COMBOIO XVII - LINHA DO DOURO V

6.26.4 – O Comboio XVII - Linha do Douro V - Estação do Pocinho, Barca d'Alva ao Pocinho, Linha do Sabor, Estação de Barca d'Alva


“A Estação Ferroviária do Pocinho é uma infra-estrutura da Linha do Douro, que serve a localidade do Pocinho, no concelho de Vila Nova de Foz Coa, no Norte de Portugal. Também serviu como entroncamento com a Linha do Sabor durante o seu funcionamento, entre 1911 e 1988. Desde 1988 é estação terminal da Linha do Douro, dado o encerramento do troço que se prolongava até Barca d’Alva e Espanha. O troço entre Tua e o Pocinho da Linha do Douro foi aberto à exploração em 10 de Janeiro de 1887; esta foi a estação terminal provisória da Linha até à entrada ao serviço do troço seguinte, até Côa, em 5 de Maio do mesmo ano.
Para a construção da Linha do Sabor, foi necessário expandir esta estação; assim, o ante-projecto de ampliação do Pocinho, datado de 3 de Outubro de 1903, foi apresentado ao Conselho Superior de Obras Públicas ainda nesse mês. As alterações no Pocinho foram feitas de forma a facilitar tanto quanto possível a transferência de mercadorias, especialmente minérios e alabastros, da linha estreita para a via larga. O primeiro troço da Linha do Sabor, entre o Pocinho e Carviçais, entrou ao serviço em 17 de Setembro de 1911. Após 1947, as locomotivas de via estreita E61 e E41 realizaram manobras nesta estação.
Em 1988, foram encerrados os serviços na Linha do Sabor, e no troço entre Pocinho e Barca d’Alva da Linha do Douro”. In Wikipédia



Ponte rodo-ferroviária do Pocinho

Linha do Sabor no Pocinho actual




Ponte sobre o Sabor


Linha do Sabor




1951


Linha do Sabor - Locomotiva a vapor CP E204 na sua aproximação a Moncorvo na Linha do Sabor...em Junho de 1978... Fotografia de James Waite.

Linha do Sabor


Linha do Sabor e Mogadouro

Linha do Sabor – um pouco de História

Linha do Sabor no Pocinho actual




Estação de Barca d’Alva

“Em 1864, uma comissão técnica luso-espanhola aprovou 5 ligações internacionais entre Espanha e Portugal, incluindo uma por Barca de Alva.
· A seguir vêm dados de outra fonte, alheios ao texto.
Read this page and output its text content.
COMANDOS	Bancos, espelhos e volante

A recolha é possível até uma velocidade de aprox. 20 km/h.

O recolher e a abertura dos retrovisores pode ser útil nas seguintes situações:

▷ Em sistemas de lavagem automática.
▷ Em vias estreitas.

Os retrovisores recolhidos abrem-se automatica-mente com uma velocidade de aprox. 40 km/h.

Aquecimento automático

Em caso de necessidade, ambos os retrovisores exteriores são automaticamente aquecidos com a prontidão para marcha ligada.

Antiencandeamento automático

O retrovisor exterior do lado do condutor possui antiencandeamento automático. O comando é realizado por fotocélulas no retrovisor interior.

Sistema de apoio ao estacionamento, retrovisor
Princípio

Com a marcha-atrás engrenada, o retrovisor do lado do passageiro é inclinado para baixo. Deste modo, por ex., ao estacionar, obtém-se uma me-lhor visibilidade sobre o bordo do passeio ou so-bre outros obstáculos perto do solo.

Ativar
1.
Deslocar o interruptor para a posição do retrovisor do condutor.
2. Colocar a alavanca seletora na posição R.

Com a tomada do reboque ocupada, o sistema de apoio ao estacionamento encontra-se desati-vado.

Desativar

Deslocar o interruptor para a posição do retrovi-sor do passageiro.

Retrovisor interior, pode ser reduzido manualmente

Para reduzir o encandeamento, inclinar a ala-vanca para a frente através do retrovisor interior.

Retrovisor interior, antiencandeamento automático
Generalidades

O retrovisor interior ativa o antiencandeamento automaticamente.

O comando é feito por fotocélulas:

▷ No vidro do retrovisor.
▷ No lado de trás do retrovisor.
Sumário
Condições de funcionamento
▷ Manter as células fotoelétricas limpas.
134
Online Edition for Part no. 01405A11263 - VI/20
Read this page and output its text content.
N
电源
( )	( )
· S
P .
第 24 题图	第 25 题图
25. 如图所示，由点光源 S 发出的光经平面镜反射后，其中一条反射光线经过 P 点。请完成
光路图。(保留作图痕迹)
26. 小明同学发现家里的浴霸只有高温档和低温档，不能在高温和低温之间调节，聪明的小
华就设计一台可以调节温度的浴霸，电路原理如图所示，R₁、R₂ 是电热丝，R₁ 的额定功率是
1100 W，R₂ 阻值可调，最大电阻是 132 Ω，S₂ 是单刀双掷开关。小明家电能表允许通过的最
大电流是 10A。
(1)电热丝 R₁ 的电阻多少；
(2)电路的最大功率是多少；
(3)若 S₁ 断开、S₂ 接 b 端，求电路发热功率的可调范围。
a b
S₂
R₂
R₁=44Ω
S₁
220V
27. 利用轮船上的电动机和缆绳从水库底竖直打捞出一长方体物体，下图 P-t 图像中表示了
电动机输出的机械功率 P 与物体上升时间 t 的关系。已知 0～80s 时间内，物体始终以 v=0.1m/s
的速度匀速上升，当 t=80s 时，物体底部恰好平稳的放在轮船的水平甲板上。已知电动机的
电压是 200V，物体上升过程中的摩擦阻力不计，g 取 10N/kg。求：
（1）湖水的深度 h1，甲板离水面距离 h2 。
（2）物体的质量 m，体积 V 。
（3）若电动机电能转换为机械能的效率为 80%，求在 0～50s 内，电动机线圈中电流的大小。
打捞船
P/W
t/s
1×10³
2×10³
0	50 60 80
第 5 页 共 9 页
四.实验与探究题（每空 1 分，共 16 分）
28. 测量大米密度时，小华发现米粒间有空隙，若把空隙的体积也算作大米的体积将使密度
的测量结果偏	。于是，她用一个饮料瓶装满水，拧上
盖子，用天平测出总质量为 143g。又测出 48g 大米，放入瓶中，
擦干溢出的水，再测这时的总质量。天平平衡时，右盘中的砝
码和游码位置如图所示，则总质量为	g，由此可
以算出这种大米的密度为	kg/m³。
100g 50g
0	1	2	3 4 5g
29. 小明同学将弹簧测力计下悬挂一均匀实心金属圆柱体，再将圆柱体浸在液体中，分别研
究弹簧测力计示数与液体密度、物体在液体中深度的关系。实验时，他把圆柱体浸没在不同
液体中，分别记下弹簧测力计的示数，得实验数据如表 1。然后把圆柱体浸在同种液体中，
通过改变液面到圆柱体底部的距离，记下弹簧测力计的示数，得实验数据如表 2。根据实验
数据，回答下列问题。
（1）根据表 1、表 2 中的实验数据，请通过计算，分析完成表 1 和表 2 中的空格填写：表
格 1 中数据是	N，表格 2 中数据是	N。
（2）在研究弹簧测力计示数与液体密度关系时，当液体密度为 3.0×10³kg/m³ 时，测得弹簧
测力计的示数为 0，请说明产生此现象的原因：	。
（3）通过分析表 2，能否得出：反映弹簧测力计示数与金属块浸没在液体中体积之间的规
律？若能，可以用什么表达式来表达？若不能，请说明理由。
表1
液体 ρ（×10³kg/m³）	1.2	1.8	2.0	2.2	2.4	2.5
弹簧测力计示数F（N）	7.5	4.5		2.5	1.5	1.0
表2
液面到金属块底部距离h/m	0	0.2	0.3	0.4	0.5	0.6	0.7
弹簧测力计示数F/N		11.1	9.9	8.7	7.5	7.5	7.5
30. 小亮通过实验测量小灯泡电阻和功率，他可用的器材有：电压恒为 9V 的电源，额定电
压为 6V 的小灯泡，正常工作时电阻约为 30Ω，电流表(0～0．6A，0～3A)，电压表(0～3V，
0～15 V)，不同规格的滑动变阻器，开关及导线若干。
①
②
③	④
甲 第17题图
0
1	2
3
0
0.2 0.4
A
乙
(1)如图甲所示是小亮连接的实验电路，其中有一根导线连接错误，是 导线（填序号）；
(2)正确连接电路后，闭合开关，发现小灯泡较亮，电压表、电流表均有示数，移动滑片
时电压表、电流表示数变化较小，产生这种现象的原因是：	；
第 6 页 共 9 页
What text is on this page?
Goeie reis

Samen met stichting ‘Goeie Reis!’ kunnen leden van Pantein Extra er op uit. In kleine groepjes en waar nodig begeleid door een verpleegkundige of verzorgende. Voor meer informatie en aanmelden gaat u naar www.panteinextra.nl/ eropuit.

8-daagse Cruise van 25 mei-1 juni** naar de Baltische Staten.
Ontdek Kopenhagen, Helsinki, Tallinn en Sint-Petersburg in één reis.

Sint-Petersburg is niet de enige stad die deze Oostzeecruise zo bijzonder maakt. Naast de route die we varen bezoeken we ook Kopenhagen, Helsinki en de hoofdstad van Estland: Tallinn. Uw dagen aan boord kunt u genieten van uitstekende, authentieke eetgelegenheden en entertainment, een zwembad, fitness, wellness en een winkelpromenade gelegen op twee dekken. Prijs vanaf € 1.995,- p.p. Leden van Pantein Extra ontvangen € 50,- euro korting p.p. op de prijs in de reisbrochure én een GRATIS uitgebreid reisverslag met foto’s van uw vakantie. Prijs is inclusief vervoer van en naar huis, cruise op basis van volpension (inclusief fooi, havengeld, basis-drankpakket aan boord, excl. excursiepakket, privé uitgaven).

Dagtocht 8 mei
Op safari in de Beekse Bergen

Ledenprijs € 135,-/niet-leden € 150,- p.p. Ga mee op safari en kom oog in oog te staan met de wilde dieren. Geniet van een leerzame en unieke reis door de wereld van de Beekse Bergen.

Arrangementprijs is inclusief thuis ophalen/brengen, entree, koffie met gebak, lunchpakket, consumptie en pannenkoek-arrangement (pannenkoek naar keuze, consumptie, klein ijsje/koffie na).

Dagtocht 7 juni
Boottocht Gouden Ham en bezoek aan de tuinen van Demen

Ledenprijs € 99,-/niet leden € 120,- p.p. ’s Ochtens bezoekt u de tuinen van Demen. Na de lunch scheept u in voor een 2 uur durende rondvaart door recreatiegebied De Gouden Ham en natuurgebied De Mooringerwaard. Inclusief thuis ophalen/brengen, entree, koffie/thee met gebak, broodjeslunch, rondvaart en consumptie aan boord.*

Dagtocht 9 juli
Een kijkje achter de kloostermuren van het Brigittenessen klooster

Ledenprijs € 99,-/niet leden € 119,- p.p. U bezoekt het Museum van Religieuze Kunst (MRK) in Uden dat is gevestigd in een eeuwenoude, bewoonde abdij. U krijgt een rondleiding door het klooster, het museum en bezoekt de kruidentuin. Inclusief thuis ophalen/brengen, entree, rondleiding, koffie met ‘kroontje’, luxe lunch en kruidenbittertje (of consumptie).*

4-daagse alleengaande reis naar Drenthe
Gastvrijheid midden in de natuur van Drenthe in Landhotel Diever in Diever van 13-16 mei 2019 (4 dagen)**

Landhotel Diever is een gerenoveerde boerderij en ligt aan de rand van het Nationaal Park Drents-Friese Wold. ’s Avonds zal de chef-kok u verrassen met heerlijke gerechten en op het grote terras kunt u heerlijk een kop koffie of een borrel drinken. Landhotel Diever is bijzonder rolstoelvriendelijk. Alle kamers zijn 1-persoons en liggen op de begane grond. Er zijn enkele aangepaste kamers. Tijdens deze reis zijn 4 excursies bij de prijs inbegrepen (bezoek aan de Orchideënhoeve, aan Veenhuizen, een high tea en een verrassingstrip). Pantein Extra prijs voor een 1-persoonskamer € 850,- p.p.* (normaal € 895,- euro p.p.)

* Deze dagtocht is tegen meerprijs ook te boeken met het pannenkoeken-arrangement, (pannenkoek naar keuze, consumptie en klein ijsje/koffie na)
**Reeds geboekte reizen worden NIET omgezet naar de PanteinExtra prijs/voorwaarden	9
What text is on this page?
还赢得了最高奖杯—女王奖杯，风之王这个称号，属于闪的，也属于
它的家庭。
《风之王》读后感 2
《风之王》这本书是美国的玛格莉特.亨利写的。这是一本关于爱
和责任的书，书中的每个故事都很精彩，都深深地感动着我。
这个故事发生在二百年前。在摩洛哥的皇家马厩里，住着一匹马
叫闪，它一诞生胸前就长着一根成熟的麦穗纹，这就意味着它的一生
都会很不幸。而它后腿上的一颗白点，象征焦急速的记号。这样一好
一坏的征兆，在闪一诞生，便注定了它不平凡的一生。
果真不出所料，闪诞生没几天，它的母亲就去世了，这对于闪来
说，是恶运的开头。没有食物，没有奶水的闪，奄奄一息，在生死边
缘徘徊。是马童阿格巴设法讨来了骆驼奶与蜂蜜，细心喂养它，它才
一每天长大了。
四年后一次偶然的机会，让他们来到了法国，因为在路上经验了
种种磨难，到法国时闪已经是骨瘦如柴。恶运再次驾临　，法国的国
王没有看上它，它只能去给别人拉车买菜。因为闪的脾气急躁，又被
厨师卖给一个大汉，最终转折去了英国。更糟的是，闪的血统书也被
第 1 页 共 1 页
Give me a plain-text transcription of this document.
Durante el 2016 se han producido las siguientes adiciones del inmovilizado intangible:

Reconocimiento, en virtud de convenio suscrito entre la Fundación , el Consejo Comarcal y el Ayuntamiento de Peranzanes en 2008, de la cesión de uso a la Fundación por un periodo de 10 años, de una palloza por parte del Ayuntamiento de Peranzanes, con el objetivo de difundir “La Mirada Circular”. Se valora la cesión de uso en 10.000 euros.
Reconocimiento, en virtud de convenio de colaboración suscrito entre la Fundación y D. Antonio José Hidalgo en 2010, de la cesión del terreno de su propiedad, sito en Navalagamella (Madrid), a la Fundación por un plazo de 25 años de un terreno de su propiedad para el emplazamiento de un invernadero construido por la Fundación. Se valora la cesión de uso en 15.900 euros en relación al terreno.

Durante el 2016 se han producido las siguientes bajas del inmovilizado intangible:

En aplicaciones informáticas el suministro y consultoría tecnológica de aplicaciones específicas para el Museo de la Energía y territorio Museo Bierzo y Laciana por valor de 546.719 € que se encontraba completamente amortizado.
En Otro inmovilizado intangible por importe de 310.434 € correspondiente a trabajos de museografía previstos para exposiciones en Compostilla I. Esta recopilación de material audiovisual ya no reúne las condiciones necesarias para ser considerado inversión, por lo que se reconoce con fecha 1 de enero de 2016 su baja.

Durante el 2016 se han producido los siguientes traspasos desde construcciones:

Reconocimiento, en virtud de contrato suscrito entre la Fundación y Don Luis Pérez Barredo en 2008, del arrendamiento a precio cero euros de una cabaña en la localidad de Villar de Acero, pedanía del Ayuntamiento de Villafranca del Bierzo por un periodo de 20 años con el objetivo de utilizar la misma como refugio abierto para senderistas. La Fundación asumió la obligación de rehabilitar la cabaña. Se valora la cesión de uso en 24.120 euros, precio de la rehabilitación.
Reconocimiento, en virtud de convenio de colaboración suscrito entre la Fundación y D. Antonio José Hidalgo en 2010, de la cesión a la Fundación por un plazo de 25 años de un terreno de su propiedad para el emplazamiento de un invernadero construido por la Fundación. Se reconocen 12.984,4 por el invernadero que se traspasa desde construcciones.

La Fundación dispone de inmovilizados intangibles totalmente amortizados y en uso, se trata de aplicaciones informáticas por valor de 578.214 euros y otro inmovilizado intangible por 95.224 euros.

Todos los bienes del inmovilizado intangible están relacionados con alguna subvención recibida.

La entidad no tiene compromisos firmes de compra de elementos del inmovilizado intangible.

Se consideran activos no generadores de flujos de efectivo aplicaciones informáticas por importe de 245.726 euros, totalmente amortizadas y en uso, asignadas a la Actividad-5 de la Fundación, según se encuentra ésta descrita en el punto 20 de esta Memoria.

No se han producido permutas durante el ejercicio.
Em 2 de Dezembro de 1887, foram concluídas as obras no troço do Pocinho a Barca de Alva, tendo este troço sido aberto à exploração no dia 9 de Dezembro, junto com a ligação internacional até Salamanca.
Nos finais de 1901, o director da Divisão de Minho e Douro dos Caminhos de Ferro do Estado previa a introdução de carruagens de primeira classe nos serviços entre esta estação e o Porto.
Em 1904, a administração dos Caminhos de Ferro do Estado organizou um comboio rápido do Porto a Medina, passando por Barca de Alva, onde deixava parte do material circulante; no entanto, este comboio normalmente circulava quase vazio a partir da Régua, devido à falta de ligações rodoviárias às estações a partir daquele ponto. Este serviço, que circulava 3 vezes por semana em cada sentido, foi suspenso em 1914, devido ao rebentar da Primeira Guerra Mundial, tendo sido retomado em 1919, mas pouco tempo depois foi definitivamente cancelado, devido à falta de combustível e pelo deflagrar da Guerra Civil Espanhola.
Em 1937, foram criados os comboios 751 e 752, do Porto a Salamanca, que também circulavam 3 vezes por semana em cada sentido, ligando o Porto a Barca de Alva em pouco mais de 4 horas; no entanto, estes serviços foram interrompidos devido ao início da Segunda Guerra Mundial.
Na Década de 1960, foram retomados os serviços directos do Porto a Salamanca, utilizando automotoras.
A Linha do Douro e a sua ligação internacional nunca chegaram a alcançar o nível de procura que se esperava, tanto a nível nacional como internacional, tendo falhado igualmente no objectivo de atrair as mercadorias no planalto de Salamanca para o Porto de Leixões. Por outro lado, a linha fronteiriça apresentava um elevado número de pontes metálicas, cuja substituição seria muito dispendiosa. Estes factores, em conjunto, faziam prever o encerramento do troço internacional já desde meados do Século XX. Ao mesmo tempo, já nessa altura se defendia a manutenção do tramo em território nacional, devido às potencialidades da Linha do Douro como destino turístico, em conjunto com a promoção do Vinho do Porto.
Em 1988, foi encerrado o troço entre o Pocinho e Barca d’Alva”. In Wikipédia


Ponte de Barca d’Alva


Inauguração da Ponte de Barca d’Alva – 18/6/1955

Em 1901, ainda não existia uma ponte rodoviária sobre o Rio Douro nas proximidades da Estação, e a Estrada Real n.º 53 (posteriormente designada de Estrada Nacional 221), que ligava a estação a várias localidades na margem Sul do Douro, ainda possuía alguns troços em construção. Em 1905, a ponte sobre o Rio Douro já tinha sido construída, tendo sido aprovadas obras de reparação na estrada entre esta ponte e a localidade de Freixo de Espada à Cinta.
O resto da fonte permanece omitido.